Indeed, Israel is already walking a tightrope when it comes to the present war; just as it has for years walked a tightrope with Russia in Syria. It must proceed with the utmost caution and make sure that its public statements are precise and measured. It must condemn unprovoked Russian aggression and deliberate harm to civilians, call for ending the confrontation, refrain from arming either of the warring parties, help other European states maintain their security, provide humanitarian aid to the Ukrainian people, rescue Israelis and Jews, absorb refugees and immigrants regardless of their religion, and avoid violating sanctions imposed by the West. So far Israel seems to be maintaining the right balance, but challenges are likely to grow as the fighting escalates.

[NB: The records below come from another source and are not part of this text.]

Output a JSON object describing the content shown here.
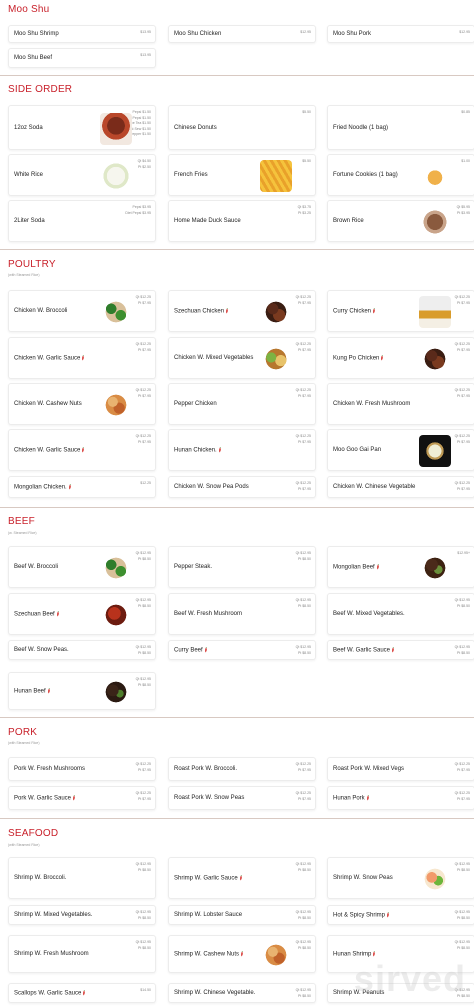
{
  "sections": [
    {
      "title": "Moo Shu",
      "subtitle": "",
      "items": [
        {
          "name": "Moo Shu Shrimp",
          "price": "$13.95"
        },
        {
          "name": "Moo Shu Chicken",
          "price": "$12.95"
        },
        {
          "name": "Moo Shu Pork",
          "price": "$12.95"
        },
        {
          "name": "Moo Shu Beef",
          "price": "$13.95"
        }
      ]
    },
    {
      "title": "SIDE ORDER",
      "subtitle": "",
      "items": [
        {
          "name": "12oz Soda",
          "price": "Pepsi $1.50\nDiet Pepsi $1.50\nIce Tea $1.50\nMist Sew $1.50\nDr Pepper $1.50",
          "img": "soda"
        },
        {
          "name": "Chinese Donuts",
          "price": "$5.50"
        },
        {
          "name": "Fried Noodle (1 bag)",
          "price": "$0.85"
        },
        {
          "name": "White Rice",
          "price": "Qt $4.50\nPt $2.50",
          "img": "rice"
        },
        {
          "name": "French Fries",
          "price": "$5.50",
          "img": "fries"
        },
        {
          "name": "Fortune Cookies (1 bag)",
          "price": "$1.00",
          "img": "cookie"
        },
        {
          "name": "2Liter Soda",
          "price": "Pepsi $3.95\nDiet Pepsi $3.95"
        },
        {
          "name": "Home Made Duck Sauce",
          "price": "Qt $3.75\nPt $3.25"
        },
        {
          "name": "Brown Rice",
          "price": "Qt $5.95\nPt $3.95",
          "img": "brownrice"
        }
      ]
    },
    {
      "title": "POULTRY",
      "subtitle": "(with Steamed Rice)",
      "items": [
        {
          "name": "Chicken W. Broccoli",
          "price": "Qt $12.25\nPt $7.95",
          "img": "broccoli"
        },
        {
          "name": "Szechuan Chicken",
          "price": "Qt $12.25\nPt $7.95",
          "img": "dark",
          "hot": true
        },
        {
          "name": "Curry Chicken",
          "price": "Qt $12.25\nPt $7.95",
          "img": "curry",
          "hot": true
        },
        {
          "name": "Chicken W. Garlic Sauce",
          "price": "Qt $12.25\nPt $7.95",
          "hot": true
        },
        {
          "name": "Chicken W. Mixed Vegetables",
          "price": "Qt $12.25\nPt $7.95",
          "img": "mixed"
        },
        {
          "name": "Kung Po Chicken",
          "price": "Qt $12.25\nPt $7.95",
          "img": "dark",
          "hot": true
        },
        {
          "name": "Chicken W. Cashew Nuts",
          "price": "Qt $12.25\nPt $7.95",
          "img": "cashew"
        },
        {
          "name": "Pepper Chicken",
          "price": "Qt $12.25\nPt $7.95"
        },
        {
          "name": "Chicken W. Fresh Mushroom",
          "price": "Qt $12.25\nPt $7.95"
        },
        {
          "name": "Chicken W. Garlic Sauce",
          "price": "Qt $12.25\nPt $7.95",
          "hot": true
        },
        {
          "name": "Hunan Chicken.",
          "price": "Qt $12.25\nPt $7.95",
          "hot": true
        },
        {
          "name": "Moo Goo Gai Pan",
          "price": "Qt $12.25\nPt $7.95",
          "img": "moogoo"
        },
        {
          "name": "Mongolian Chicken.",
          "price": "$12.25",
          "hot": true
        },
        {
          "name": "Chicken W. Snow Pea Pods",
          "price": "Qt $12.25\nPt $7.95"
        },
        {
          "name": "Chicken W. Chinese Vegetable",
          "price": "Qt $12.25\nPt $7.95"
        }
      ]
    },
    {
      "title": "BEEF",
      "subtitle": "(w. Steamed Rice)",
      "items": [
        {
          "name": "Beef W. Broccoli",
          "price": "Qt $12.95\nPt $8.50",
          "img": "broccoli"
        },
        {
          "name": "Pepper Steak.",
          "price": "Qt $12.95\nPt $8.50"
        },
        {
          "name": "Mongolian Beef",
          "price": "$12.95+",
          "img": "mongolian",
          "hot": true
        },
        {
          "name": "Szechuan Beef",
          "price": "Qt $12.95\nPt $8.50",
          "img": "red",
          "hot": true
        },
        {
          "name": "Beef W. Fresh Mushroom",
          "price": "Qt $12.95\nPt $8.50"
        },
        {
          "name": "Beef W. Mixed Vegetables.",
          "price": "Qt $12.95\nPt $8.50"
        },
        {
          "name": "Beef W. Snow Peas.",
          "price": "Qt $12.95\nPt $8.50"
        },
        {
          "name": "Curry Beef",
          "price": "Qt $12.95\nPt $8.50",
          "hot": true
        },
        {
          "name": "Beef W. Garlic Sauce",
          "price": "Qt $12.95\nPt $8.50",
          "hot": true
        },
        {
          "name": "Hunan Beef",
          "price": "Qt $12.95\nPt $8.50",
          "img": "hunan",
          "hot": true
        }
      ]
    },
    {
      "title": "PORK",
      "subtitle": "(with Steamed Rice)",
      "items": [
        {
          "name": "Pork W. Fresh Mushrooms",
          "price": "Qt $12.25\nPt $7.95"
        },
        {
          "name": "Roast Pork W. Broccoli.",
          "price": "Qt $12.25\nPt $7.95"
        },
        {
          "name": "Roast Pork W. Mixed Vegs",
          "price": "Qt $12.25\nPt $7.95"
        },
        {
          "name": "Pork W. Garlic Sauce",
          "price": "Qt $12.25\nPt $7.95",
          "hot": true
        },
        {
          "name": "Roast Pork W. Snow Peas",
          "price": "Qt $12.25\nPt $7.95"
        },
        {
          "name": "Hunan Pork",
          "price": "Qt $12.25\nPt $7.95",
          "hot": true
        }
      ]
    },
    {
      "title": "SEAFOOD",
      "subtitle": "(with Steamed Rice)",
      "items": [
        {
          "name": "Shrimp W. Broccoli.",
          "price": "Qt $12.95\nPt $8.50"
        },
        {
          "name": "Shrimp W. Garlic Sauce",
          "price": "Qt $12.95\nPt $8.50",
          "hot": true
        },
        {
          "name": "Shrimp W. Snow Peas",
          "price": "Qt $12.95\nPt $8.50",
          "img": "shrimp"
        },
        {
          "name": "Shrimp W. Mixed Vegetables.",
          "price": "Qt $12.95\nPt $8.50"
        },
        {
          "name": "Shrimp W. Lobster Sauce",
          "price": "Qt $12.95\nPt $8.50"
        },
        {
          "name": "Hot & Spicy Shrimp",
          "price": "Qt $12.95\nPt $8.50",
          "hot": true
        },
        {
          "name": "Shrimp W. Fresh Mushroom",
          "price": "Qt $12.95\nPt $8.50"
        },
        {
          "name": "Shrimp W. Cashew Nuts",
          "price": "Qt $12.95\nPt $8.50",
          "img": "cashew",
          "hot": true
        },
        {
          "name": "Hunan Shrimp",
          "price": "Qt $12.95\nPt $8.50",
          "hot": true
        },
        {
          "name": "Scallops W. Garlic Sauce",
          "price": "$14.50",
          "hot": true
        },
        {
          "name": "Shrimp W. Chinese Vegetable.",
          "price": "Qt $12.95\nPt $8.50"
        },
        {
          "name": "Shrimp W. Peanuts",
          "price": "Qt $12.95\nPt $8.50"
        }
      ]
    }
  ],
  "watermark": "sirved"
}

Amid the tangle of dangers, opportunities, tensions, and limitations for Israel, Prime Minister Bennett would do well to act more as a facilitator, which is a somewhat more modest role than that of a mediator. That is, he should not try to guide the two sides to a compromise, but instead offer his services as a leader who enjoys open channels with all parties involved in the conflict and offer to host talks aimed at restoring peace in Europe in Jerusalem—a holy city for all the continent’s religions. In a sense, he must play the traditional Jewish role of middleman and intermediary, like the Jewish diplomats of medieval Spain. And even if the chances of Bennett’s peace initiative’s success are slim, the severity of the situation places a moral obligation on him to try.

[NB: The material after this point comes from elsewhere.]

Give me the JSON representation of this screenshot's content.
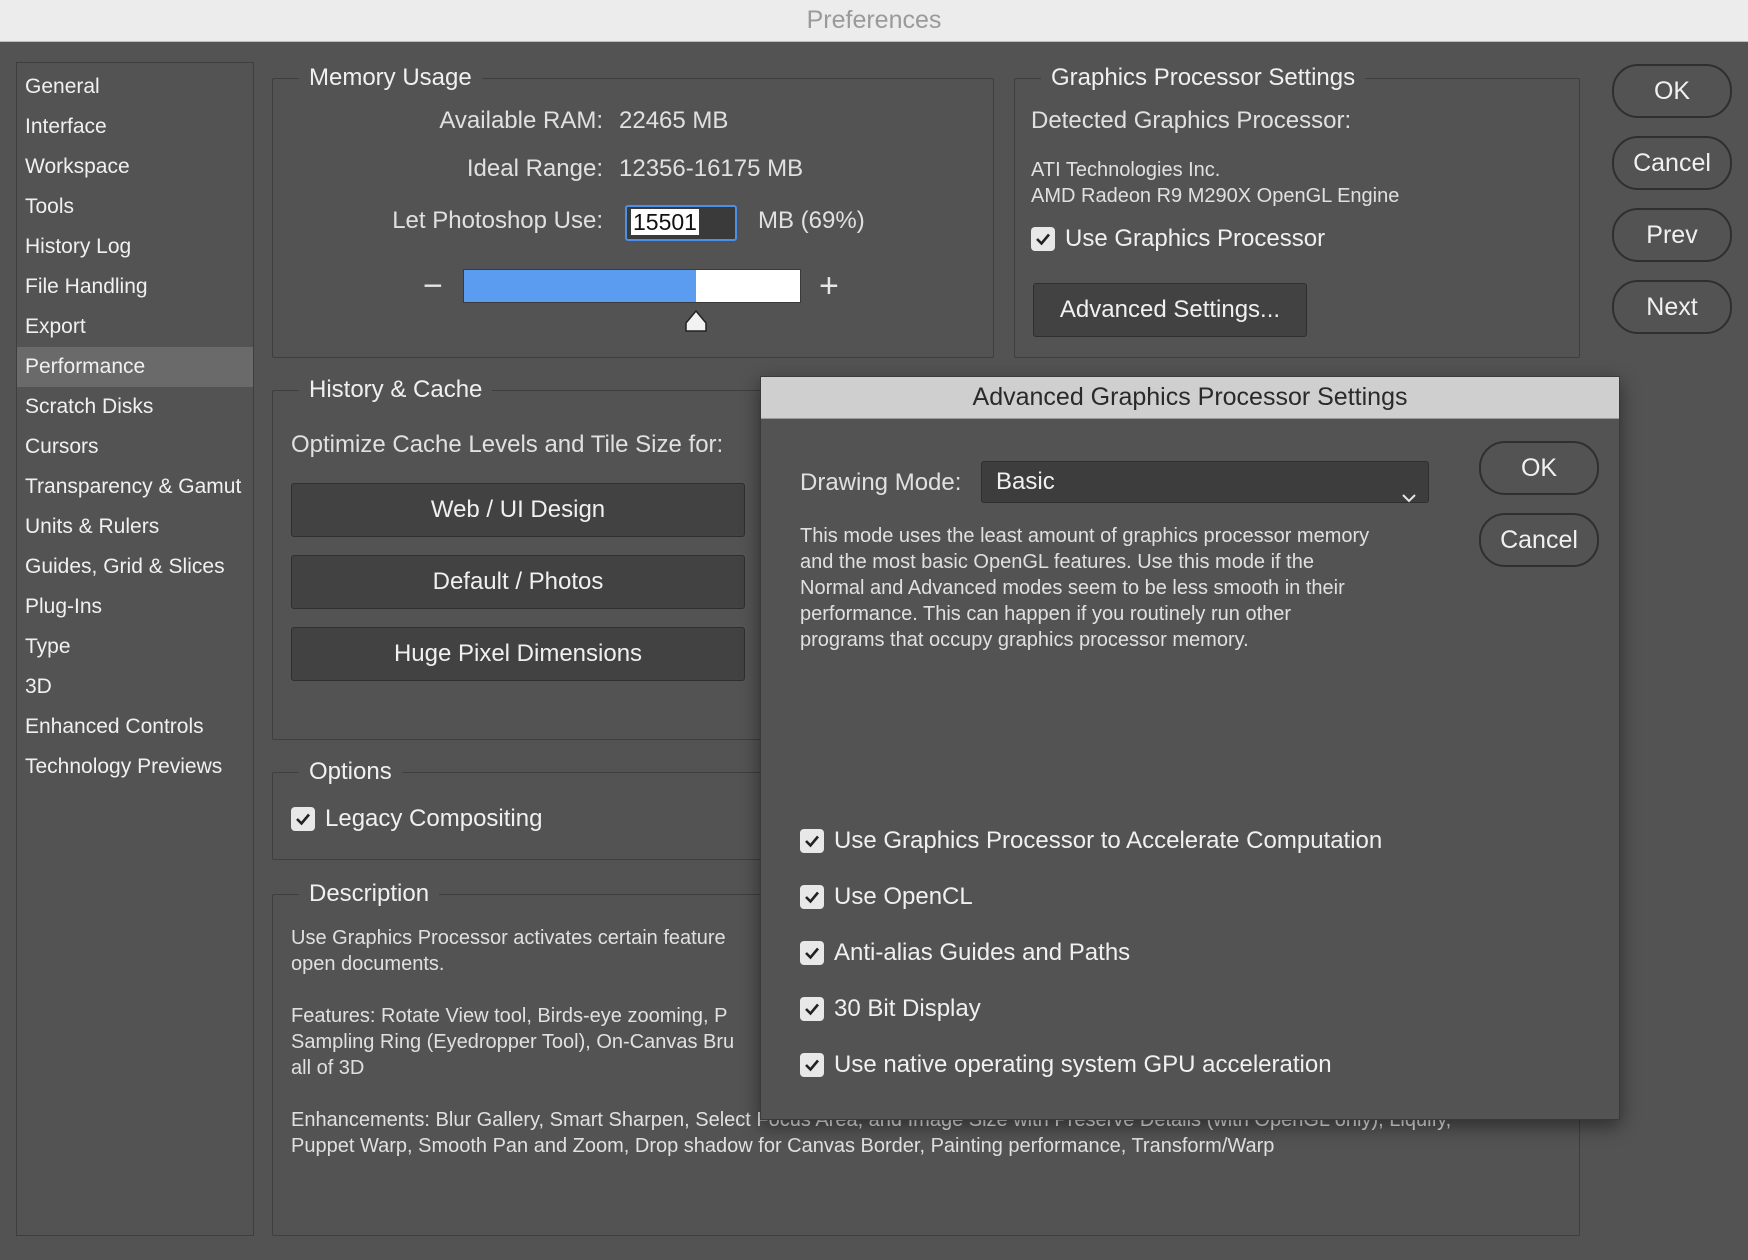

Few countries are as well suited as Israel to facilitate discussions between Ukraine and Russia, but Israel is not the only one capable of doing so. Turkey, for instance, is also trying its hand, and its foreign minister is meeting today with his Russian and Ukrainian counterparts. There may, however, be only one head of state who can bring to bear the sort of leverage necessary to negotiate a settlement—who can act as a true mediator—and that is Xi Jinping. Putin would be very hesitant to wage war without the green light he apparently received from the Chinese president during their recent meeting at the winter Olympic games, ten days before the invasion. Beijing has three strategic aims: adhering to its stated principles of respect for sovereignty, preserving stability, non-involvement in other states’ affairs, and solving conflicts with diplomacy; continuing the growth of Chinese economy; and revising the global order so as to weaken the U.S. The third goal was behind China’s decision to back Putin, but this decision was likely based on the assumption that the war would not last long and would not be at a significant cost to the Chinese economy. Given the intensity of the war, its likely long duration, its already deleterious effects on the world economy, and the danger of nuclear escalation, the Chinese appear to be recalculating. In view of the significant leverage Xi holds against Putin, he could temper a crisis that threatens to wreak havoc upon all the nations of the earth. Unless and until he decides to do so, Bennett may be the best hope.